Well the router is upstairs along with a different desktop and downstairs is a laptop. I don't believe that I can get a wire from my living room to my upstairs without the wire running everywhere so what's this wireless card? Will it act like my laptop in terms of recieving an internet connection wirelessly?
Here's a definition I found.
Wireless Ethernet cards are installed like their wired counterparts, but rather than a port for an Ethernet cable, the card features a small antenna. The card communicates with the central wireless switch or hub via radio waves. Wireless LANs may have some restrictions depending on the material the building is made from.
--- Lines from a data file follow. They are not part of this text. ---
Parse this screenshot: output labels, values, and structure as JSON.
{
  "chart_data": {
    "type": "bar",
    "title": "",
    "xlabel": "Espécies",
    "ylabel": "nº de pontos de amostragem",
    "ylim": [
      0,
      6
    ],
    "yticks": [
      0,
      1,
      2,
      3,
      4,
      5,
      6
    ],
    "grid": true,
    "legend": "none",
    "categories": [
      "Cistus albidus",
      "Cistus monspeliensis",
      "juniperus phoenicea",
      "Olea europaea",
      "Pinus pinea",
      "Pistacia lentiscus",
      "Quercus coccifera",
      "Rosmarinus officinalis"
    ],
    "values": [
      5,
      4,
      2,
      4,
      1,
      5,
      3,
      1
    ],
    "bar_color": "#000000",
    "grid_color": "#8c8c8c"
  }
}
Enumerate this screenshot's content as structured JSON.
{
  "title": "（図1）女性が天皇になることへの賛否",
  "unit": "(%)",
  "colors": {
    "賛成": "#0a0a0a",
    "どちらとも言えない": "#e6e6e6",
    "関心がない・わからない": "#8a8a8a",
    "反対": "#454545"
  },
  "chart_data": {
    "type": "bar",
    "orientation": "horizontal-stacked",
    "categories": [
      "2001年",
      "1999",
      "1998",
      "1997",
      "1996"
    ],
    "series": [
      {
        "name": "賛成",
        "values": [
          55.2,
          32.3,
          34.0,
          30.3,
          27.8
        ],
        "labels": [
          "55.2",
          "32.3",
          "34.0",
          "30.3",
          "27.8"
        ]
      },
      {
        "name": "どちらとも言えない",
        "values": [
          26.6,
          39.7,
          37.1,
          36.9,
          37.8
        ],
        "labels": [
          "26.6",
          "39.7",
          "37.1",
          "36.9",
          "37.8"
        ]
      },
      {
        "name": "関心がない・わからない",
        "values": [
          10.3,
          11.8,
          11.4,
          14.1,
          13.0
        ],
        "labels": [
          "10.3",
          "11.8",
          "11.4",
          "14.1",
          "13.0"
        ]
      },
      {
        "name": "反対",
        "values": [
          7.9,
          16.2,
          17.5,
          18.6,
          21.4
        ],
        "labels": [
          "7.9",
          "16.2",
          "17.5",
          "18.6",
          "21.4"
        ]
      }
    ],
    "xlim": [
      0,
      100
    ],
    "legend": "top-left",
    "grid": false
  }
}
For example, lead in walls can block signals between the network interface card and hub or switch.
With a wireless ethernet card (NIC), you'll be able to connect to the other computers in your household (providing you have a router) and internet (providing you have a router that supports wireless connection) without using ethernet cable. However, there are some routers that aren't very good for wireless connection as their signal does not travel far enough.
Well the total with a 1 year replacement on everything comes to $1083.79. The link is below. And I am surprised at myself for actually making a decent build for gaming, thanks.
If that $1083.79 includes the XFX 8800GT that you have listed above, you still have some money left to upgrade to a better video card, however if you can wait two more weeks, the prices may
drop down a little bit because of the new graphics card that will be released. If you cannot wait, get the 8800GTS 512MB as it costs about $50 or more than the 8800GT.
Go with either of these cards based on what price you want to pay. EVGA
costs $244.99 with a $30 Mail-In-Rebate, however this XFX
costs $229.99 without a rebate.
There's two better cards than the 8800GTS 512MB right now however the prices are too high for little fps gain that you'll get in Crysis. There's 9800GTX
that costs ~$300 and the 9800GX2
that costs ~$500.
I am under the impression that Ultimate is the best for gaming, or does it even matter that much because Home Premium really does seem to be pretty good itself.
I believe it doesn't matter which version you get as the only difference you'll notice between Utimate and Home premium are back-up, data protection, remote access to your applications and resources, and fax and scans. I would say that it might affect your gaming if you have 64-bit than 32-bit. Don't quote me on this though as I am still using XP Pro.